Routledge – 2014 – 212 pages
Series: The New Critical Idiom
In a time when millions travel around the planet; some by choice, some driven by economic or political exile, translation of the written and spoken word is of ever increasing importance. This guide presents readers with an accessible and engaging introduction to the valuable position translation holds within literature and society.
Leading translation theorist, Susan Bassnett traces the history of translation, examining the ways translation is currently utilised as a burgeoning interdisciplinary activity and considers more recent research into developing technologies and new media forms.
Translation displays the importance of translation across disciplines, and is essential reading for students and scholars of translation, literary studies, globalisation studies, and ancient and modern languages.

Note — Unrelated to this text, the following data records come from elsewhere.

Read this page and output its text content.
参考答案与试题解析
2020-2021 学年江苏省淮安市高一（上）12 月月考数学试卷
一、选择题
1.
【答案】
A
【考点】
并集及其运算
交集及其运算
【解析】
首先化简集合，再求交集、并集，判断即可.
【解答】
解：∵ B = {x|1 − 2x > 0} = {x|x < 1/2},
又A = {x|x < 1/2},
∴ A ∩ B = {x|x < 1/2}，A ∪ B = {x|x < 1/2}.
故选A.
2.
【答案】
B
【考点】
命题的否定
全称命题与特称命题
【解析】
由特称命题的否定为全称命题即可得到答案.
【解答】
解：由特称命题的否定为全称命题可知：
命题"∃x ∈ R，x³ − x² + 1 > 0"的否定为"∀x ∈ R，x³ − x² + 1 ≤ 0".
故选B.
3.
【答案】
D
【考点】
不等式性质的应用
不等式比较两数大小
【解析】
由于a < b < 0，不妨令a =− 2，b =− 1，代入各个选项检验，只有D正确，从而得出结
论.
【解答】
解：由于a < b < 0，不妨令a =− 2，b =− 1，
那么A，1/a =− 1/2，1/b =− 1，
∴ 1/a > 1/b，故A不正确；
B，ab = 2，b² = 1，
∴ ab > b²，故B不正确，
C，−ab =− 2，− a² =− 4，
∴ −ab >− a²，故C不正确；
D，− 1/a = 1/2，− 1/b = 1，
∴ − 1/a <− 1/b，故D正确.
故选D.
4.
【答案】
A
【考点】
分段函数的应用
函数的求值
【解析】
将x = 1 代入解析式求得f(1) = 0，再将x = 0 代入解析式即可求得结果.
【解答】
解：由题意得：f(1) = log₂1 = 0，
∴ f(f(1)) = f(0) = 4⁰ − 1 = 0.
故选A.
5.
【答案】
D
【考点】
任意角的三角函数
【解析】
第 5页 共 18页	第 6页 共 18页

1. Introduction 2. Discourse of invisibility 3. From equivalence to cultural relativism 4. Cultural translation 5. Post-colonial translation 6. Translation and globalisation 7. The traveller as translator 8. Theorising rewriting 9. Conclusion: The Limits of translatability
Susan Bassnett is Professor of Comparative Literature at the University of Warwick. She has published extensively on translation, and her best known books include Translation Studies (4th ed, 2013); Reflections on Translation (2011); Constructing Cultures , written with Andre Lefevere (1996) and Post-Colonial Translation co-edited with Harish Trivedi (1999). She translates from several languages and lectures on aspects of translation all over the world.